Utsa Hazarika
Living As A Nation
Queens Museum | On view until February 13th, 2022
Living As A Nation is an evolving installation of artwork and research that traces connections forged by diasporic communities outside of the often militarized borders of South Asian nation states. Through a focus on this hybridity of the histories and contemporary political movements of South Asia and its diaspora, the artist centers the power of collective memory to counter political acts of disempowerment or erasure.
Hazarika's sculptures take their form from the medieval sundials in the Jantar Mantar observatory in Delhi, India. The artist situates the observatory within its contemporary significance as a site synonymous with political protest. As two corresponding forms with intersecting shadows, the sundials are re-imagined as sculptural metaphors for diaspora and resistance, and draw upon the aspiration of star-gazing in astronomy.

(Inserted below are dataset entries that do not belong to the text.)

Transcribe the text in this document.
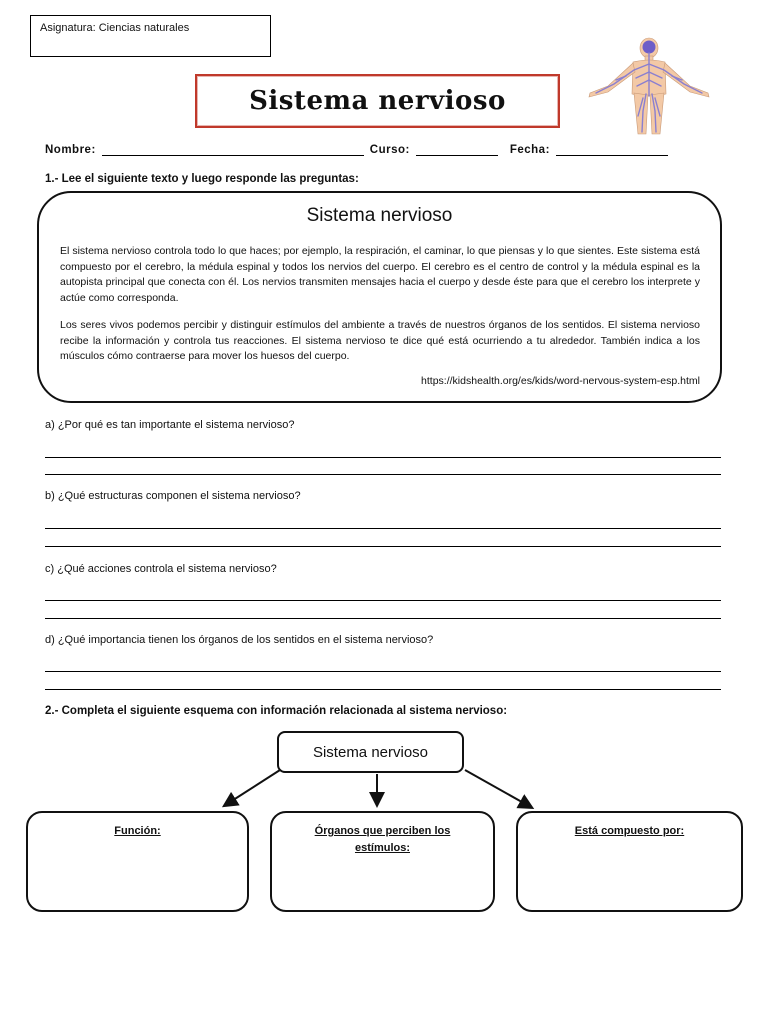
Asignatura: Ciencias naturales
Sistema nervioso
Nombre:	Curso:	Fecha:
1.- Lee el siguiente texto y luego responde las preguntas:
Sistema nervioso
El sistema nervioso controla todo lo que haces; por ejemplo, la respiración, el caminar, lo que piensas y lo que sientes. Este sistema está compuesto por el cerebro, la médula espinal y todos los nervios del cuerpo. El cerebro es el centro de control y la médula espinal es la autopista principal que conecta con él. Los nervios transmiten mensajes hacia el cuerpo y desde éste para que el cerebro los interprete y actúe como corresponda.
Los seres vivos podemos percibir y distinguir estímulos del ambiente a través de nuestros órganos de los sentidos. El sistema nervioso recibe la información y controla tus reacciones. El sistema nervioso te dice qué está ocurriendo a tu alrededor. También indica a los músculos cómo contraerse para mover los huesos del cuerpo.
https://kidshealth.org/es/kids/word-nervous-system-esp.html
a) ¿Por qué es tan importante el sistema nervioso?
b) ¿Qué estructuras componen el sistema nervioso?
c) ¿Qué acciones controla el sistema nervioso?
d) ¿Qué importancia tienen los órganos de los sentidos en el sistema nervioso?
2.- Completa el siguiente esquema con información relacionada al sistema nervioso:
Sistema nervioso
Función:	Órganos que perciben los estímulos:
Está compuesto por:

The sculptures anchor two video projects based on the artists’ research on cultural and political movements in Delhi and the United Kingdom. The former traces marginalized narratives of belonging and identity in Delhi, and draws on acts of defiance by communities that work to claim their citizenship within hostile urban and state mechanisms. The latter focuses on postcolonial immigrant expression from the British Commonwealth. Featuring footage of cultural studies scholar Stuart Hall and the striking women at Grunwick in the 1970s, this project interweaves these historical landmarks of postcolonial resistance with present-day protests and contemporary narratives in British music and literature.

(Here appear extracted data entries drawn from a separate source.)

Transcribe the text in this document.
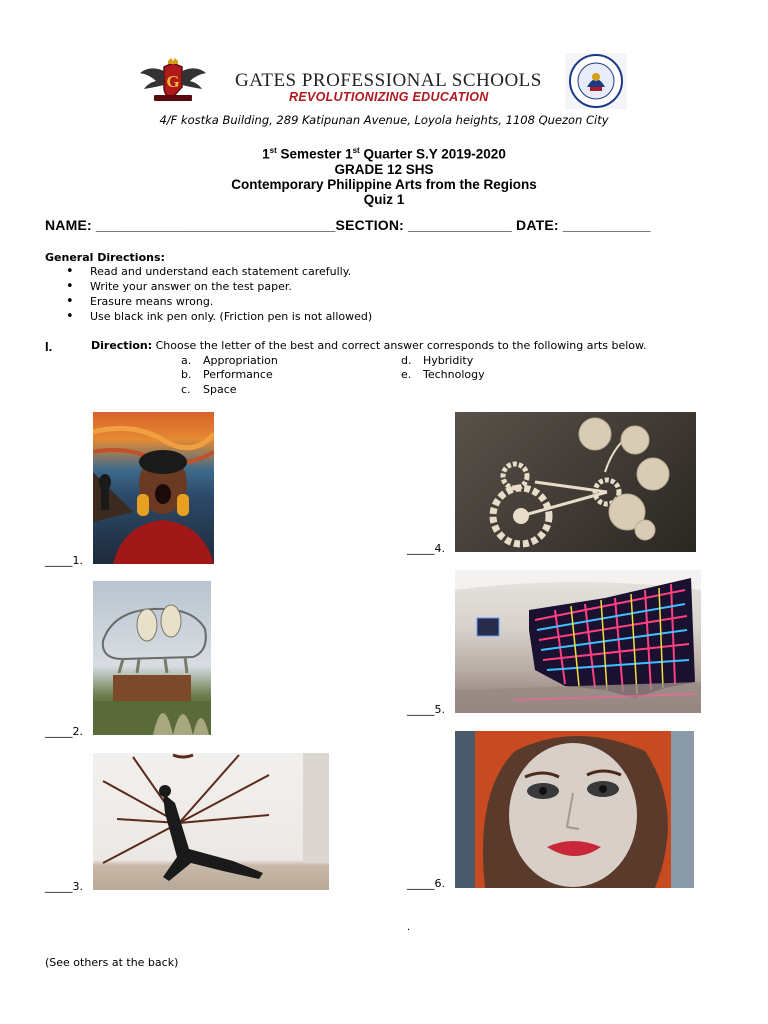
G	GATES PROFESSIONAL SCHOOLS
REVOLUTIONIZING EDUCATION
4/F kostka Building, 289 Katipunan Avenue, Loyola heights, 1108 Quezon City
1st Semester 1st Quarter S.Y 2019-2020
GRADE 12 SHS
Contemporary Philippine Arts from the Regions
Quiz 1
NAME: ______________________________SECTION: _____________ DATE: ___________
General Directions:
• Read and understand each statement carefully.
• Write your answer on the test paper.
• Erasure means wrong.
• Use black ink pen only. (Friction pen is not allowed)
I.	Direction: Choose the letter of the best and correct answer corresponds to the following arts below.
a. Appropriation
b. Performance
c. Space
d. Hybridity
e. Technology
_____1.
_____2.
_____3.
_____4.
_____5.
_____6.
.
(See others at the back)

Over time, the contents of this gallery have shifted and grown to reveal different combinations of still and moving images, sculpture, and ephemera configured to embody spatial and temporal transits. Installed at the start of the exhibition in September 2021, two young night-blooming jasmine plants have grown to produce flowers in bloom. The artist draws on South Asian architectural forms to situate an artificially constructed environment built to keep the plants alive. Native to tropical climates in the Caribbean and South Asia, when in bloom these plants release a smell that is distinctive to these regions. Hazarika employs this sensory experience as a metaphor for diaspora and borderlessness, as the viewer navigates the structures around the plants.